If you go look at this thing online it advertises "Future Proof for Gen 5 GPU" and "128GB/s Speed with Link Retiming and Power Error Correction". I'll get to what retiming is in a little bit but that really caught my eye. In a suspicious way. When they showed up, I took the little shields off the ends of the cable (they look like strain relief but they're not) looking for chips. Spoiler alert, these are absolutely NOT retimer risers.

But you know what? They work. With one caveat.


The cursed Slot 2.


While testing risers I couldn't figure out why this stupid slot was misbehaving. It was one of the shortest risers but had the most errors. I tested many risers, still no good. But then I got suspicious and went looking at the motherboard's block diagram. Do you see the issue? I outlined it in red for you.

As mentioned, the AMD Epyc has 128 lanes of PCIe 4.0. 7 slots at 16 lanes per slot is 112 lanes. That leaves 14 lanes for other things. 8 lanes for the two SATA controllers, 8 lanes for the OcuLink controllers, and 8 lanes for the two M.2 drive slots. Wait, that's 24 lanes. Uh oh.

So clearly some of these devices are sharing lanes. Kind of. What they did is provide a series of onboard switches (PI3DBS16 from Diodes, Inc) to allow the user to swap lanes between PCIe Slot 2 and the second M.2 and SATA devices along with the two OcuLink controllers. Configuration is done with an onboard jumper, easy. But this comes at a cost. Check the datasheet on the PI3DBS16:

See that? LOSS. PCIe is a very high speed bus, and it can only tolerate so much signal loss before it stops working well. And we're stacking the riser loss AND the switch loss. That makes Slot 2 really unreliable with the usual risers.
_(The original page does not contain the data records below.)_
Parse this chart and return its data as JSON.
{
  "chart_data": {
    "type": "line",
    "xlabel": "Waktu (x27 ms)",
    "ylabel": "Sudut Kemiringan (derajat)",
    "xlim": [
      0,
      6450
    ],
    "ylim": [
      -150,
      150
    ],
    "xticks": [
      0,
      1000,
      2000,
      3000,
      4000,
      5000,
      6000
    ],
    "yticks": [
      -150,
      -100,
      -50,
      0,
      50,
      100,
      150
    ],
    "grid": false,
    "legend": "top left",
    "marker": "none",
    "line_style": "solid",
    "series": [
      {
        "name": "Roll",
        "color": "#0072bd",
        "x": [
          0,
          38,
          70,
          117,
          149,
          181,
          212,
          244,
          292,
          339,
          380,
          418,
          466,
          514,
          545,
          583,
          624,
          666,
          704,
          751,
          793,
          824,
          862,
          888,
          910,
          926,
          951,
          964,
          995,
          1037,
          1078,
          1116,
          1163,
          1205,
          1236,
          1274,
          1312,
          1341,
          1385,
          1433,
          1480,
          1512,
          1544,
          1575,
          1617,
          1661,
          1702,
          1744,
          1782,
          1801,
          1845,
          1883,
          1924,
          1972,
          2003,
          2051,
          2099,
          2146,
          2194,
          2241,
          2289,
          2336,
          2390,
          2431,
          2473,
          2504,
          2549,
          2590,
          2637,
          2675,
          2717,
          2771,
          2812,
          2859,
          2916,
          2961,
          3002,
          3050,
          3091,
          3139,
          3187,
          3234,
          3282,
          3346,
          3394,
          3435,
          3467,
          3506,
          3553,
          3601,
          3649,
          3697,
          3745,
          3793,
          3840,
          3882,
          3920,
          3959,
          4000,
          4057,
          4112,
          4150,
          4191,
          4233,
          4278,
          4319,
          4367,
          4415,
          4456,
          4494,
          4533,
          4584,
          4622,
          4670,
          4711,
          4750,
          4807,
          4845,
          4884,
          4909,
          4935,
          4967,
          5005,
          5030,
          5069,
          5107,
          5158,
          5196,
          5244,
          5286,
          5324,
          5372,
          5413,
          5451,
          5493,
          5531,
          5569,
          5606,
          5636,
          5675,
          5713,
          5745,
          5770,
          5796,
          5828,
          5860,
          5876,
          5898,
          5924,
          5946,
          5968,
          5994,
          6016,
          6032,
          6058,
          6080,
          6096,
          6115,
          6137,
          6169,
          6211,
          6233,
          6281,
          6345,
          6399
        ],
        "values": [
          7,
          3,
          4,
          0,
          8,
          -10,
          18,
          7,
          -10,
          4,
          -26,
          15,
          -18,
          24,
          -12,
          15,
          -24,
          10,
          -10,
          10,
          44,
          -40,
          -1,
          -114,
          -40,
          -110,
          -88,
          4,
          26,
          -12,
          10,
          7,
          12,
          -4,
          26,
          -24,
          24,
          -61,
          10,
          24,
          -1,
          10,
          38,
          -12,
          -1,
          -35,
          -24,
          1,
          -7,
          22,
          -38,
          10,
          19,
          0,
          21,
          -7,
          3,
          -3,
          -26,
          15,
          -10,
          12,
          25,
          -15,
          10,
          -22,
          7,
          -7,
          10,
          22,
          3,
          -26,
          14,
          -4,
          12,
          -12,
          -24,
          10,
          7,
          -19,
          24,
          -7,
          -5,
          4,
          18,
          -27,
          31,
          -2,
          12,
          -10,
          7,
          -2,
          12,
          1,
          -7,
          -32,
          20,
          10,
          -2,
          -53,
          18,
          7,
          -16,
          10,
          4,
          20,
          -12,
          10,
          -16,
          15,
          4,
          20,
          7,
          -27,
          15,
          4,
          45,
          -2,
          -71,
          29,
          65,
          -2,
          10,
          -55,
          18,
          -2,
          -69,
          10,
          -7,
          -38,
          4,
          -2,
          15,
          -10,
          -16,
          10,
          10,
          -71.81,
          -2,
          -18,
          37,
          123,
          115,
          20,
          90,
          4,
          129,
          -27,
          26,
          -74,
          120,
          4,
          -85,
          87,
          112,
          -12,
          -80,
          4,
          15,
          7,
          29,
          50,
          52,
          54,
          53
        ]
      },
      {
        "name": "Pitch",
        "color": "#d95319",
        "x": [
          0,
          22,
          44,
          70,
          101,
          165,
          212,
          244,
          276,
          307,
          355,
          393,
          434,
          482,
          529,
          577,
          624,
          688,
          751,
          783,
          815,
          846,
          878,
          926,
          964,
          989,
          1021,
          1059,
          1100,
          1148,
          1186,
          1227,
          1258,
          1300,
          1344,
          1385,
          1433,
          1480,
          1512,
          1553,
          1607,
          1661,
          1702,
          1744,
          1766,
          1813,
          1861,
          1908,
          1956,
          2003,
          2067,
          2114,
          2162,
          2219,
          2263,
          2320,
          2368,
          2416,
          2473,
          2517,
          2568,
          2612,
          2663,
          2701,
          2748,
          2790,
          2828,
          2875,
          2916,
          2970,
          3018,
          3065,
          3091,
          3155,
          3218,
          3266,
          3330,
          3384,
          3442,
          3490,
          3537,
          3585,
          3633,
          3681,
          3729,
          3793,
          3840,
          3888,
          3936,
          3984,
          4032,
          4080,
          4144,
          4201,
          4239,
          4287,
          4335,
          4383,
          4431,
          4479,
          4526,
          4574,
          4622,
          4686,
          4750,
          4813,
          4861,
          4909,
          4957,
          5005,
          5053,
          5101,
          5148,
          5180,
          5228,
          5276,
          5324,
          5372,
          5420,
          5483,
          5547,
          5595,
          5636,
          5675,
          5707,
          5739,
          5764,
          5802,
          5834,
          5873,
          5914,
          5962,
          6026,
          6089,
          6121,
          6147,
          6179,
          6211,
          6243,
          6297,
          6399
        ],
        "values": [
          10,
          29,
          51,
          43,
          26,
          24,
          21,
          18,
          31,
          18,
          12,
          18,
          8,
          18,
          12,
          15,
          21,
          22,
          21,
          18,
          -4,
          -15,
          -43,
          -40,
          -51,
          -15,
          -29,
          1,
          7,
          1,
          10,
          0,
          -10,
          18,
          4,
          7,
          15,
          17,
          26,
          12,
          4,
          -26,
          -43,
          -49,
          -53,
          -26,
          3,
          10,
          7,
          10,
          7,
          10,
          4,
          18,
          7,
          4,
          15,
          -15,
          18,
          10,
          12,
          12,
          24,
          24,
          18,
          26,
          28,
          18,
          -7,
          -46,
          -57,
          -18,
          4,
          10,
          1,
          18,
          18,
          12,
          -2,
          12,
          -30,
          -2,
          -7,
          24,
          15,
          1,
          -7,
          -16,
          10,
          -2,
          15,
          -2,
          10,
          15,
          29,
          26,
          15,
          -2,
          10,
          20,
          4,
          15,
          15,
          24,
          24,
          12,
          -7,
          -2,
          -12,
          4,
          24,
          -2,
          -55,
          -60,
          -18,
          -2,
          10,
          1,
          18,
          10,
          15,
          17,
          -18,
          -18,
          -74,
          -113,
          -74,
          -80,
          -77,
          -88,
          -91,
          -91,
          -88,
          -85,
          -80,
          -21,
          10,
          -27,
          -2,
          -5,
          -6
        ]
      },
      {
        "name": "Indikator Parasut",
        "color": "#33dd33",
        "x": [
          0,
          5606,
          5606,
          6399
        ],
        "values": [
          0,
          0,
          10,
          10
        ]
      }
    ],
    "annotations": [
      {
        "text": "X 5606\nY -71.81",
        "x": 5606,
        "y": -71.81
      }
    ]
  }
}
But there's a solution. It's not cheap, but it works well. Really well. Enter the "C-Payne PCIe gen5 MCIO Host Adapter x16 to 2* 8i - retimer". This thing uses a PCIe retimer chip which is, for all intents and purposes, a repeater. It participates in the PCIe bus and performs similar duties to the CPU's PCIe controller in that it negotiates the link and provides other housekeeping duties. Card talks to retimer chip, retimer chip talks to CPU's PCIe stuff.

This is in contrast to a redriver, which is basically a dumb amplifier. It's possible that a redriver could work in this particular situation, but retimers are a lot more bulletproof as they essentially give you a whole new signal down the riser to the card. Downside? It'll run you $500 for a single slot. But it works.


Results


So the upshot of all this is, with the C-Payne retimer riser in Slot 2 and the LINKUP risers everywhere else, the system runs well.

I'm training models.


Disclaimer, again:


While no errors was my goal, my system is still not completely 100% errorless.

For inference, no errors. For plain DDP training, I haven't noticed any errors either. BUT, while running using something like Deepspeed ZeRO-3 I do get the occasional correctable error. That's because a lot more data is getting pushed on the bus with something like ZeRO-3.

I haven't narrowed down which slot yet, but I don't think it's Slot 2. For a recent test on a full finetune of Mistral 7B using ZeRO-3 I get maybe a dozen(?) errors over the course of a 20 or 30-minute run. But I don't notice any actual hiccups watching the training itself and the resultant model worked great. I'm planning to leave it for now, but if I get around to it maybe I'll throw another C-Payne card into the offending slot.

I also want to say that there are a lot of variables with this. Board manufacture has some tolerance, et cetera. So: Your Mileage May Vary. You're not buying an enterprise-grade rack full of servers that have been through a testing lab. This is cowboy stuff. If you have issues I'm glad to try and help - just drop me a DM on X. But don't hold me responsible if you follow my path and aren't satisfied. You've been warned.